La très sensible question du dégel du corps électoral a-t-elle enfin été réglée ?
Oui, et nous en sommes très satisfaits. Pour parler de façon très concrète, près de 25 000 Calédoniens, jusqu’alors privés du droit de vote, pourront voter dès les élections provinciales de 2026. À terme, ils seront plus nombreux encore.
Le projet d’accord prévoit la mise en place d’une « loi fondamentale » calédonienne. Est-ce la fin de la loi française sur l’archipel ?
Non, la loi fondamentale se concentrera sur des problématiques très locales, ce que nous appelons l’auto-organisation, dans un cadre très réglementé. Rien ne pourra s’opposer à la Constitution française ni à la loi organique. Cette loi fondamentale concernera plutôt des questions identitaires : aura-t-on un drapeau officiel, un hymne ou une devise… ?

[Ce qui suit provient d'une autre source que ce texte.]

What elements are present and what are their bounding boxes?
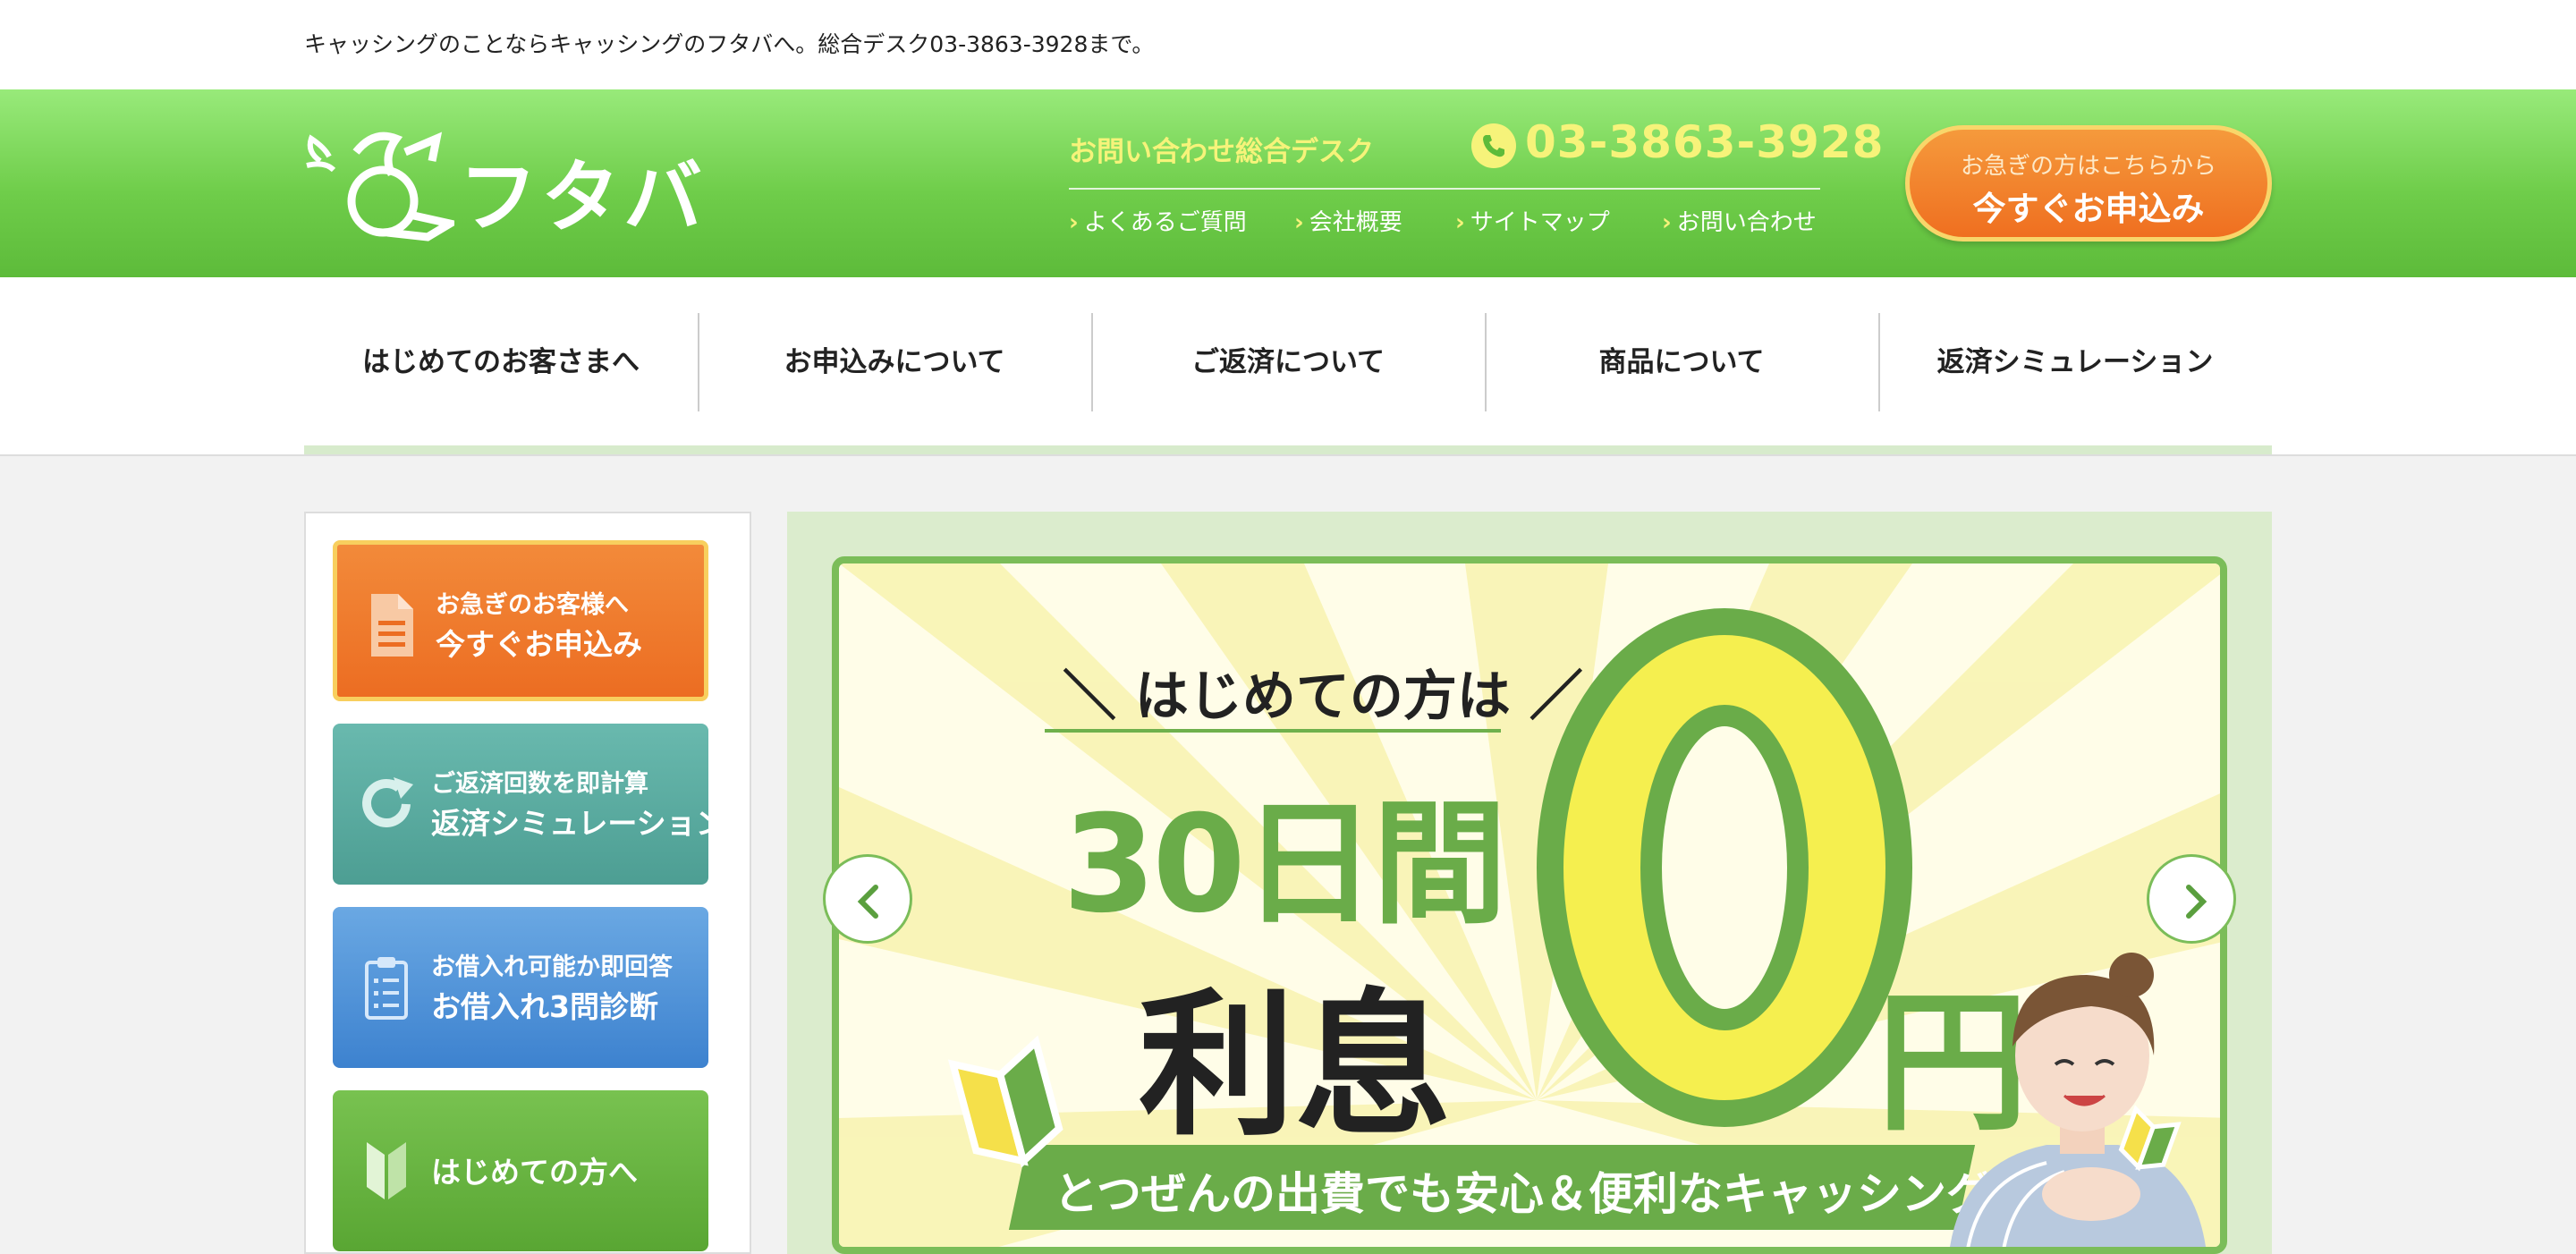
hero-zero-graphic: 0 — [1528, 599, 1912, 1127]
link-contact[interactable]: › お問い合わせ — [1662, 204, 1817, 237]
hero-band-text: とつぜんの出費でも安心＆便利なキャッシング — [1054, 1168, 1991, 1220]
chevron-right-icon — [2186, 885, 2207, 919]
nav-item-application[interactable]: お申込みについて — [698, 313, 1091, 411]
desk-label: お問い合わせ総合デスク — [1069, 136, 1374, 168]
nav-underline — [304, 445, 2272, 454]
sidebar-apply-button[interactable]: お急ぎのお客様へ 今すぐお申込み — [333, 540, 708, 701]
chevron-left-icon — [857, 885, 878, 919]
sidebar: お急ぎのお客様へ 今すぐお申込み ご返済回数を即計算 返済シミュレーション お借… — [304, 512, 751, 1254]
document-icon — [364, 589, 418, 661]
sidebar-diagnosis-large: お借入れ3問診断 — [431, 989, 658, 1024]
link-faq[interactable]: › よくあるご質問 — [1069, 204, 1247, 237]
hero-lead-text: ＼ はじめての方は ／ — [1063, 665, 1583, 728]
contact-divider — [1069, 188, 1820, 190]
sidebar-simulation-large: 返済シミュレーション — [431, 806, 725, 841]
top-notice-bar: キャッシングのことならキャッシングのフタバへ。総合デスク03-3863-3928… — [0, 0, 2576, 89]
hero-wrapper: ＼ はじめての方は ／ 30日間 利息 0 円 とつぜんの出費でも安心＆便利なキ… — [787, 512, 2272, 1254]
beginner-mark-icon — [360, 1135, 413, 1207]
carousel-next-button[interactable] — [2147, 854, 2236, 944]
sidebar-apply-large: 今すぐお申込み — [436, 627, 642, 662]
nav-item-simulation[interactable]: 返済シミュレーション — [1878, 313, 2272, 411]
hero-days-text: 30日間 — [1063, 787, 1507, 943]
chevron-right-icon: › — [1455, 209, 1465, 236]
hero-interest-text: 利息 — [1139, 976, 1452, 1157]
apply-big-text: 今すぐお申込み — [1972, 190, 2205, 228]
chevron-right-icon: › — [1662, 209, 1672, 236]
logo-text: フタバ — [459, 151, 707, 243]
carousel-prev-button[interactable] — [823, 854, 912, 944]
sidebar-diagnosis-button[interactable]: お借入れ可能か即回答 お借入れ3問診断 — [333, 907, 708, 1068]
hero-banner[interactable]: ＼ はじめての方は ／ 30日間 利息 0 円 とつぜんの出費でも安心＆便利なキ… — [832, 556, 2227, 1254]
link-company[interactable]: › 会社概要 — [1294, 204, 1402, 237]
sidebar-diagnosis-small: お借入れ可能か即回答 — [431, 953, 673, 981]
refresh-icon — [360, 768, 413, 840]
beginner-mark-icon — [947, 1035, 1063, 1168]
link-sitemap[interactable]: › サイトマップ — [1455, 204, 1610, 237]
notice-text: キャッシングのことならキャッシングのフタバへ。総合デスク03-3863-3928… — [304, 31, 1155, 57]
logo[interactable]: フタバ — [302, 125, 714, 243]
sidebar-beginner-label: はじめての方へ — [431, 1155, 638, 1190]
bird-logo-icon — [306, 131, 454, 241]
nav-item-products[interactable]: 商品について — [1485, 313, 1878, 411]
phone-icon — [1471, 123, 1516, 168]
header-links: › よくあるご質問 › 会社概要 › サイトマップ › お問い合わせ — [1069, 204, 1820, 240]
global-nav: はじめてのお客さまへ お申込みについて ご返済について 商品について 返済シミュ… — [0, 277, 2576, 456]
sidebar-beginner-button[interactable]: はじめての方へ — [333, 1090, 708, 1251]
hero-lead-rule — [1045, 729, 1501, 733]
contact-area: お問い合わせ総合デスク 03-3863-3928 › よくあるご質問 › 会社概要 … — [1069, 116, 1883, 250]
nav-item-repayment[interactable]: ご返済について — [1091, 313, 1485, 411]
apply-small-text: お急ぎの方はこちらから — [1960, 153, 2216, 180]
apply-now-button[interactable]: お急ぎの方はこちらから 今すぐお申込み — [1905, 125, 2272, 241]
nav-item-first-time[interactable]: はじめてのお客さまへ — [304, 313, 698, 411]
sidebar-apply-small: お急ぎのお客様へ — [436, 591, 629, 619]
clipboard-icon — [360, 952, 413, 1023]
chevron-right-icon: › — [1294, 209, 1304, 236]
phone-number[interactable]: 03-3863-3928 — [1525, 116, 1884, 168]
sidebar-simulation-small: ご返済回数を即計算 — [431, 770, 648, 798]
chevron-right-icon: › — [1069, 209, 1079, 236]
zero-text: 0 — [1528, 599, 1537, 603]
site-header: フタバ お問い合わせ総合デスク 03-3863-3928 › よくあるご質問 › 会… — [0, 89, 2576, 277]
sidebar-simulation-button[interactable]: ご返済回数を即計算 返済シミュレーション — [333, 724, 725, 885]
woman-photo — [1950, 953, 2207, 1247]
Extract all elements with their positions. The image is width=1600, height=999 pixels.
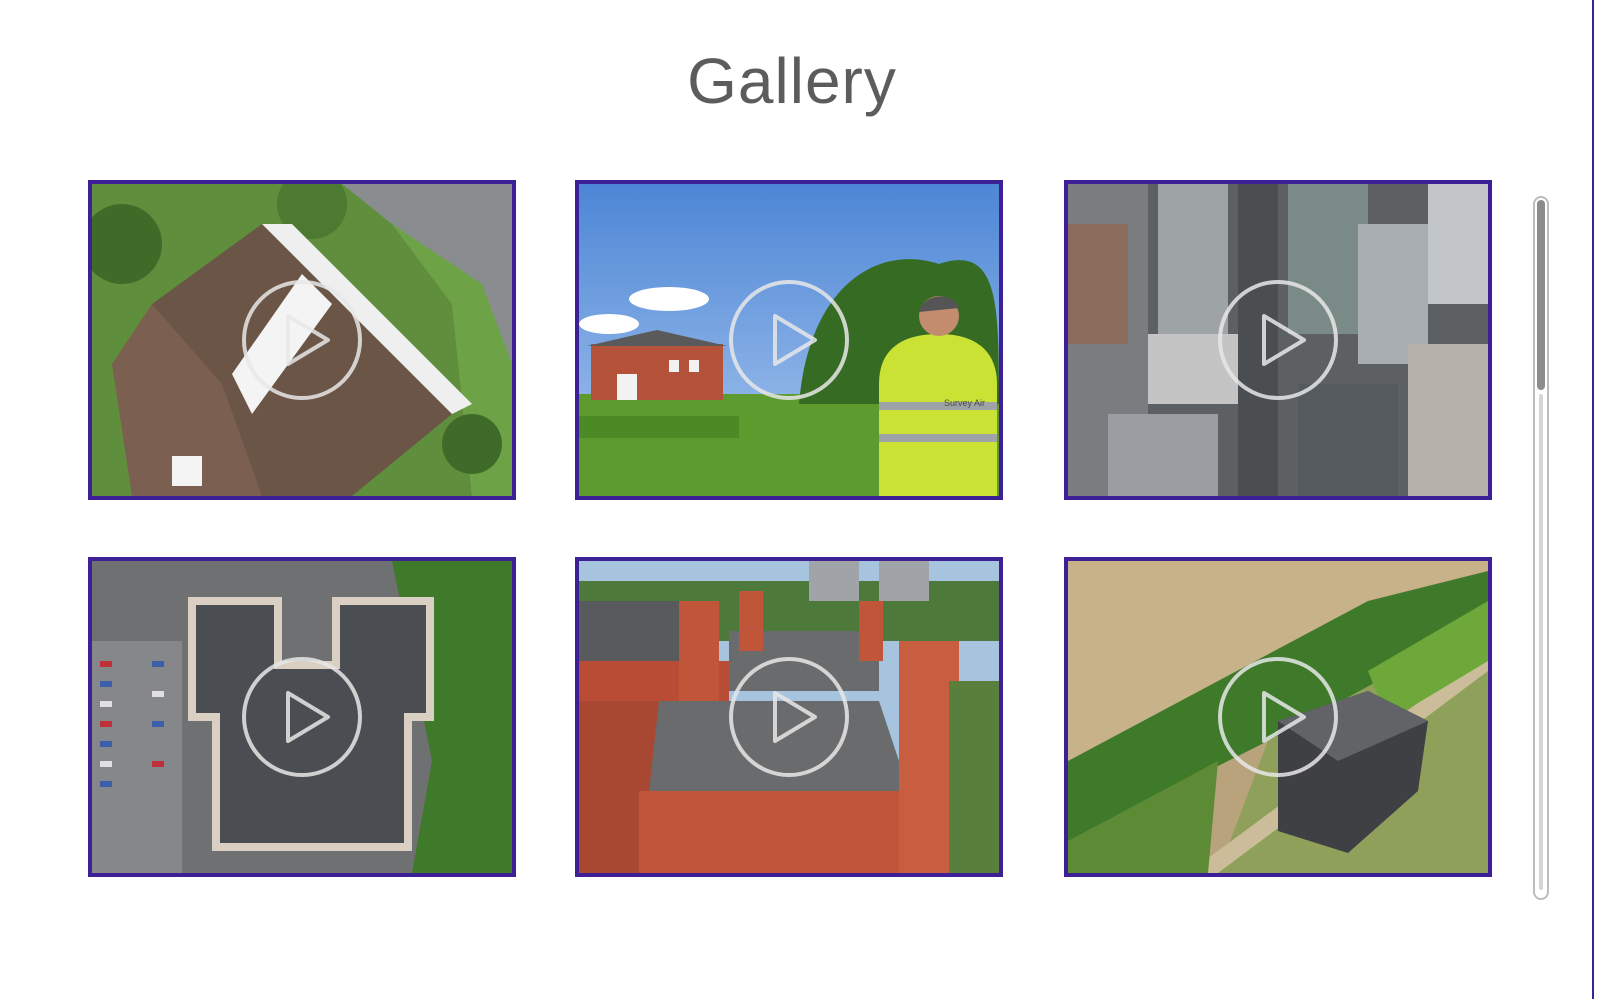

Des compétences régaliennes pourraient être transférées de Paris à Nouméa. C’était pourtant une ligne rouge pour votre camp.
Ce transfert de compétences a été l’un des points les plus difficile des négociations. Oui, c’est une concession, mais là encore, cette possibilité de transferts de compétences sera extrêmement encadrée, puisqu’il faudra l’approbation d’au moins 64 % de la représentation de la population pour que ces transferts soient acceptés. La soutenabilité de ces derniers devra aussi être validée par l’État. Nous avons voulu que la procédure soit la plus restrictive possible sur ce point-là.
Le projet d’accord mentionne une éventuelle reconnaissance internationale d’un État calédonien. Cette forme de diplomatie indépendante n’est-elle pas risquée eu égard aux ingérences étrangères qui ciblent la Nouvelle-Calédonie ?
Le projet d’accord prévoit que les intérêts stratégiques de la France soient préservés. La Nouvelle-Calédonie sera en mesure de nouer des partenariats économiques ou touristiques avec ses voisins, mais pas sur les sujets de défense ou de sécurité. On ne peut pas rester à l’intérieur de la souveraineté française et la contredire !
À l’issue de ce cycle de négociations, vos relations avec les indépendantistes sont-elles apaisées ?
La confiance n’est pas encore gagnée. Les indépendantistes doivent encore apposer leur signature et ne pas se dédire. Après les émeutes de l’année dernière, on ne peut faire comme s’il ne s’était rien passé. Personne n’oubliera ni ne pardonnera ce qu’il s’est passé, ce conflit ethnique que certains ont voulu nous imposer. La plaie n’est pas refermée, nous n’avons pas basculé dans le monde des bisounours.
Soulagée mais vigilante ?
J’espère que la confiance se reconstruira, brique après brique, mais la situation est loin d’être totalement résolue. On ne sait pas quelles seront les réactions dans les jours à venir, il y a sans doute des éléments virulents qui n’accepteront pas l’accord. Mais il faut retenir une chose : les Calédoniens ont choisi à trois reprises de rester au sein de la France : ils ont enfin été entendus.